Ajoutant à la confusion, des témoins oculaires ont dit plus tard à la famille que c’était effectivement un colon israélien au volant d’un tracteur, et non l’armée, qui avait tiré sur Maï et l’avait tuée, et que les forces israéliennes n’étaient arrivées sur les lieux que plus tard. 

Jusqu’à présent, les autorités israéliennes ont refusé de répondre aux questions des membres de la famille Afana à propos du corps de leur fille, qu’elles refusent obstinément de restituer.

Maï était mariée et elle avait un bébé, une fille. Après avoir obtenu un baccalauréat en psychologie à l’Université Al-Quds de Jérusalem, elle avait terminé une maîtrise dans la même université et, au moment de sa mort, elle achevait son doctorat en médecine à l’Université Mutah, en Jordanie. Elle traversait la frontière plusieurs fois par semaine pour suivre ses cours. 

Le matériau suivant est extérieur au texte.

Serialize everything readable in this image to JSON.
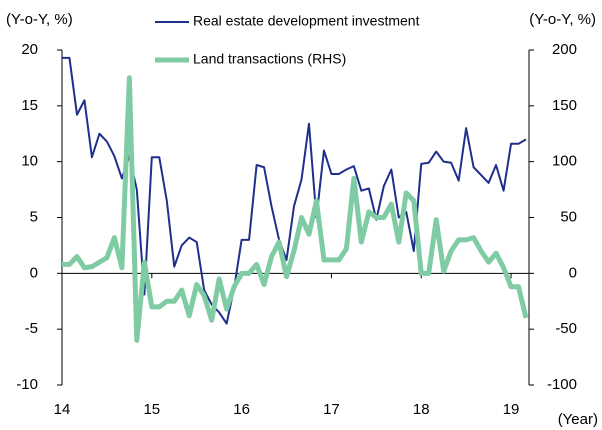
{
  "chart_data": {
    "type": "line",
    "y_label": "(Y-o-Y, %)",
    "y2_label": "(Y-o-Y, %)",
    "x_label": "(Year)",
    "x": [
      2014,
      2014.083,
      2014.167,
      2014.25,
      2014.333,
      2014.417,
      2014.5,
      2014.583,
      2014.667,
      2014.75,
      2014.833,
      2014.917,
      2015,
      2015.083,
      2015.167,
      2015.25,
      2015.333,
      2015.417,
      2015.5,
      2015.583,
      2015.667,
      2015.75,
      2015.833,
      2015.917,
      2016,
      2016.083,
      2016.167,
      2016.25,
      2016.333,
      2016.417,
      2016.5,
      2016.583,
      2016.667,
      2016.75,
      2016.833,
      2016.917,
      2017,
      2017.083,
      2017.167,
      2017.25,
      2017.333,
      2017.417,
      2017.5,
      2017.583,
      2017.667,
      2017.75,
      2017.833,
      2017.917,
      2018,
      2018.083,
      2018.167,
      2018.25,
      2018.333,
      2018.417,
      2018.5,
      2018.583,
      2018.667,
      2018.75,
      2018.833,
      2018.917,
      2019,
      2019.083,
      2019.167
    ],
    "series": [
      {
        "name": "Real estate development investment",
        "color": "#1f2f8c",
        "width": 2,
        "values": [
          19.3,
          19.3,
          14.2,
          15.5,
          10.4,
          12.5,
          11.8,
          10.5,
          8.5,
          10.5,
          7.5,
          -1.9,
          10.4,
          10.4,
          6.5,
          0.6,
          2.5,
          3.2,
          2.8,
          -1.5,
          -2.8,
          -3.5,
          -4.5,
          -1.3,
          3,
          3,
          9.7,
          9.5,
          6,
          3,
          1.2,
          6,
          8.4,
          13.4,
          5,
          11,
          8.9,
          8.9,
          9.3,
          9.6,
          7.4,
          7.6,
          4.8,
          7.8,
          9.3,
          5,
          5.5,
          2,
          9.8,
          9.9,
          10.9,
          10,
          9.9,
          8.3,
          13,
          9.5,
          8.8,
          8.1,
          9.7,
          7.4,
          11.6,
          11.6,
          12
        ]
      },
      {
        "name": "Land transactions (RHS)",
        "color": "#7fcba4",
        "width": 5,
        "axis": "y2",
        "values": [
          8,
          8,
          15,
          5,
          6,
          10,
          14,
          32,
          5,
          175,
          -60,
          10,
          -30,
          -30,
          -25,
          -25,
          -15,
          -38,
          -10,
          -20,
          -42,
          -5,
          -32,
          -12,
          0,
          0,
          8,
          -10,
          15,
          28,
          -3,
          20,
          50,
          35,
          65,
          12,
          12,
          12,
          22,
          85,
          28,
          55,
          50,
          50,
          62,
          28,
          72,
          65,
          0,
          0,
          48,
          2,
          20,
          30,
          30,
          32,
          20,
          10,
          18,
          5,
          -12,
          -12,
          -40
        ]
      }
    ],
    "xlim": [
      2014,
      2019.2
    ],
    "xticks": [
      {
        "value": 2014,
        "label": "14"
      },
      {
        "value": 2015,
        "label": "15"
      },
      {
        "value": 2016,
        "label": "16"
      },
      {
        "value": 2017,
        "label": "17"
      },
      {
        "value": 2018,
        "label": "18"
      },
      {
        "value": 2019,
        "label": "19"
      }
    ],
    "ylim": [
      -10,
      20
    ],
    "yticks": [
      -10,
      -5,
      0,
      5,
      10,
      15,
      20
    ],
    "y2lim": [
      -100,
      200
    ],
    "y2ticks": [
      -100,
      -50,
      0,
      50,
      100,
      150,
      200
    ],
    "grid": false
  }
}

« Pour Maï, l’impossible n’existait pas. C’était une fille combative et ambitieuse qui bâtissait ses rêves avec tout ce qu’elle pouvait trouver de force et de volonté de défi »,

a expliqué Khaled.

« Elle rêvait de devenir ambassadrice afin de représenter un jour la Palestine dans le monde, et j’étais certain qu’elle allait réaliser ce rêve. »

Khulood se rappelle que sa fille soutenait vraiment beaucoup ses parents, en dépit de sa vie universitaire et familiale très chargée.   

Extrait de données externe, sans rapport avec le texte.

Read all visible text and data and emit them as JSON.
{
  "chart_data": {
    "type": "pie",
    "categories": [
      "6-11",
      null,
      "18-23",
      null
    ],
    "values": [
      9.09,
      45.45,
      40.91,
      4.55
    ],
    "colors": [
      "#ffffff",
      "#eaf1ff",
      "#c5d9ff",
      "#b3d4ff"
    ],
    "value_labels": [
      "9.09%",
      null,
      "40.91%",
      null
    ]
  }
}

« Elle ne nous a jamais quittés », a expliqué Khulood à MEE. 

« Elle me rendait visite chaque jour et elle aidait ses frères et sœurs en les encourageant à étudier. Elle n’était pas qu’une fille, pour moi, elle était aussi une amie et une sœur. »

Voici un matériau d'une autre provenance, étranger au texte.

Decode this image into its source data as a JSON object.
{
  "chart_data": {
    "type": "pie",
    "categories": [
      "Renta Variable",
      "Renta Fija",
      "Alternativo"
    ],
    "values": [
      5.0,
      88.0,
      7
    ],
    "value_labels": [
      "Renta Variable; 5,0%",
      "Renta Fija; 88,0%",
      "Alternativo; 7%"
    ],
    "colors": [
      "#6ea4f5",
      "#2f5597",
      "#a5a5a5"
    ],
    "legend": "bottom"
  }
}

Après avoir lutté pour fournir une existence décente et normale à sa fille, tout ce que Khaled cherche aujourd’hui est de récupérer son corps et de lui donner les funérailles qui conviennent.

« Nous connaissons une grande douleur et nous sommes incapables de comprendre sa rétention prolongée dans un surgélateur »,

a-t-il déclaré.

« Nous vivons dans un tourbillon, sans la moindre stabilité, sans la moindre accalmie. En tuant Maï et en retenant son corps, ils ont tué notre vie en tant que famille. Nous n’aurons plus jamais une existence normale. »

En plus d’avoir installé une tente de sit-in dans leur ville natale d’Abou Dis, dans la banlieue de Jérusalem, les Afana ont organisé des manifestations chaque semaine à l’entrée de la colonie israélienne illégale de Maaleh Adumim, afin d’exiger la restitution du corps de Maï.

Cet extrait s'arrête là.